Paraná Extra

Criado grupo para identificar possíveis falhas na investigação do caso Evandro

Após denúncias de tortura e violação de direitos humanos, a Secretaria de Estado de Justiça do Paraná (Sejuf) criou um grupo de trabalho para identificar possíveis erros no processo e investigação do desaparecimento e morte de Evandro Ramos Caetano, em 1992, em Guaratuba, no litoral.

O “Caso Evandro” voltou a ganhar repercussão nacional após a publicação de áudios e vídeos expondo episódios de tortura que teriam sido praticados por policiais em busca de confissões do crime. Na época, a criança tinha seis anos de idade e desapareceu no caminho entre a casa dele e a escola. Poucos dias depois, um corpo foi encontrado em um matagal mutilado, sem as mãos e pés.

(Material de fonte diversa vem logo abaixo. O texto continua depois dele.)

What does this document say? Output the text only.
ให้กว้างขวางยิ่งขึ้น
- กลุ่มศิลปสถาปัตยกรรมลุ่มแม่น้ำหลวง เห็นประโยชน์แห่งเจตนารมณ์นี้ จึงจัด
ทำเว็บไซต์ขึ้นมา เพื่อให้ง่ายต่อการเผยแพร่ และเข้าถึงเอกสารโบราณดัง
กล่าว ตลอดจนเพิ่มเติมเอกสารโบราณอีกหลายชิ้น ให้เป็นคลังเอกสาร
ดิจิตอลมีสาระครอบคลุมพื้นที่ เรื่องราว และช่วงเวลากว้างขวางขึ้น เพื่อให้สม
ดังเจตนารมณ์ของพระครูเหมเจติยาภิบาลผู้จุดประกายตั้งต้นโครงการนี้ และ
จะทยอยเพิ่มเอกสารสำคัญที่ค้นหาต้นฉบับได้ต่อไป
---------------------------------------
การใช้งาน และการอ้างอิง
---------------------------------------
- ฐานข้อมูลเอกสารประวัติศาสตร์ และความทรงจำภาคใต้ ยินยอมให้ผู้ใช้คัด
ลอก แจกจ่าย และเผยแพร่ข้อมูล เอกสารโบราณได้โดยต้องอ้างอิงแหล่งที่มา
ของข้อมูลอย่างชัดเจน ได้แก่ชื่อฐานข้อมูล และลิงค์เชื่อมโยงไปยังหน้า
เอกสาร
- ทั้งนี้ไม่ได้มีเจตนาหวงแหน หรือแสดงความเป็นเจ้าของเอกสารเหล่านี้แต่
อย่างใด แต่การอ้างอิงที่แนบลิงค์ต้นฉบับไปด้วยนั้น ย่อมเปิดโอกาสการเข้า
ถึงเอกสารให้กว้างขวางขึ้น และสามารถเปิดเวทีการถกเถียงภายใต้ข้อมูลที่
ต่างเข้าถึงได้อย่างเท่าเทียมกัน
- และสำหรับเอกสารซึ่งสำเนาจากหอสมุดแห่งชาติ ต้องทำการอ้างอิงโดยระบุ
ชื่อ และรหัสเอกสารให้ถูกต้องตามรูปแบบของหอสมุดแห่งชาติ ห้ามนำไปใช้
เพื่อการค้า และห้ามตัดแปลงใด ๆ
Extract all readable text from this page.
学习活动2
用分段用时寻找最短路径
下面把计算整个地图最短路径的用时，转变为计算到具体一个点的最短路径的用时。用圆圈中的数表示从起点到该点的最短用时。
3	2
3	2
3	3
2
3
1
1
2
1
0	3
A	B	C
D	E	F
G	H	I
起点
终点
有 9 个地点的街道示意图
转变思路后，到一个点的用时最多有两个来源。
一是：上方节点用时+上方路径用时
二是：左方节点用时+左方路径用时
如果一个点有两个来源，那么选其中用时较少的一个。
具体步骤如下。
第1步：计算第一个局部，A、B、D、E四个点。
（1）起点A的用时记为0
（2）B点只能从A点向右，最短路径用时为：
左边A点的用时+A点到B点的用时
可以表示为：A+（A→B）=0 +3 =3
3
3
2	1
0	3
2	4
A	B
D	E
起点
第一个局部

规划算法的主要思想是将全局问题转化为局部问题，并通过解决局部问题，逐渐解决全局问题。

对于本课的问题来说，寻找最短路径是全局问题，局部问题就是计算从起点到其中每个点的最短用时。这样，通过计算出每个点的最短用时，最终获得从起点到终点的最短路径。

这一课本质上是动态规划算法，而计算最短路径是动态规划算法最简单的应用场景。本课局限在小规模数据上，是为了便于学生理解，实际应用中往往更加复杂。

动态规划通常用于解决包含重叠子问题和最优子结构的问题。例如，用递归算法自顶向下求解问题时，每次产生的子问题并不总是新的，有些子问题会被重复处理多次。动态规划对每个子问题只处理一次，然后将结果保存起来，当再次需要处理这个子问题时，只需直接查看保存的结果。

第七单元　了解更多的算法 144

Para a polícia e Ministério Público do Paraná (MPPR), o corpo era de Evandro e os responsáveis pela morte eram Celina Abagge, Beatriz Abagge, Osvaldo Marcineiro, Vicente de Paula Ferreira, Davi dos Santos Soares e Francisco Sérgio Cristofolini. Em um primeiro momento, os sete confessaram o crime, porém, depois alegaram que as confissões foram obtidas mediante tortura.

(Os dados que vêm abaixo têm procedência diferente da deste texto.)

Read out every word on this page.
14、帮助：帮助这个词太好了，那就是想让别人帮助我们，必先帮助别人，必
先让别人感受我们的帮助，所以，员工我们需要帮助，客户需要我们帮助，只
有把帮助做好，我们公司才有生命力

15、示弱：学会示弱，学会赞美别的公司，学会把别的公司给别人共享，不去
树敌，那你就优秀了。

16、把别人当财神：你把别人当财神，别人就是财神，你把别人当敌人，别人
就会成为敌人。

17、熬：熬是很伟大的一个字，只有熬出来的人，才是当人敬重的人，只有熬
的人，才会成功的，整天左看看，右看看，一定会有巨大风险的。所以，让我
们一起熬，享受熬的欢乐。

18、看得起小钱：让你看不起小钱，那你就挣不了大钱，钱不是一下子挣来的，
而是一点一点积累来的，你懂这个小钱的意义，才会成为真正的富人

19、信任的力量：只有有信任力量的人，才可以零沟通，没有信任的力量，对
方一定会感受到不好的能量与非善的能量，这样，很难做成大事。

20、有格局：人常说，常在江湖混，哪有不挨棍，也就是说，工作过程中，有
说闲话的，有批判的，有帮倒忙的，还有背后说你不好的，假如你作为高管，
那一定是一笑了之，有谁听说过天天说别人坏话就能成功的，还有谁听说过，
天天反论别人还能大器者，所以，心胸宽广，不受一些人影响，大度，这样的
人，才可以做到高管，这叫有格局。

O secretário estadual da justiça, Ney Leprevost, reconhece que as gravações publicadas no podcast Projeto Humanos e depois em série disponível em serviço de streaming, ambas produzidas pelo professor Ivan Mizanzuk, são estarrecedoras e precisam ser apuradas.
As gravações foram feitas na época das prisões, em 1992, pela própria Polícia Militar. Durante as investigações e os cinco julgamentos do caso trechos nitidamente haviam sido suprimidos e até então ninguém sabia o que poderia ter acontecido com a integridade do material. Com a investigação e publicação no podcast, trechos inéditos vieram a tona e corroboraram para as denuncias de tortura que acusados alegavam.

O caso Evandro passou por cinco julgamentos diferentes. Celina Abagge ficou presa por três anos e sete meses em regime fechado e por mais dois anos em prisão domiciliar. Já Beatriz ficou presa por cinco anos e nove meses. Um dos tribunais do júri, realizado em 1998, entrou para a história e é considerado o mais longo do judiciário brasileiro, com 34 dias. Na época, Beatriz e Celina foram inocentadas após não haver a comprovação de que o corpo encontrado era do menino Evandro.

O Ministério Público do Paraná (MP-PR) recorreu, o júri foi anulado e um novo julgamento realizado em 2011. Beatriz foi condenada a 21 anos de prisão, e a mãe não foi julgada porque, como ela tinha mais de 70 anos, o crime já tinha prescrito. Os pais de santo, Osvaldo Marcineiro, Davi dos Santos Soares e Vicente de Paula, também foram condenados, na época.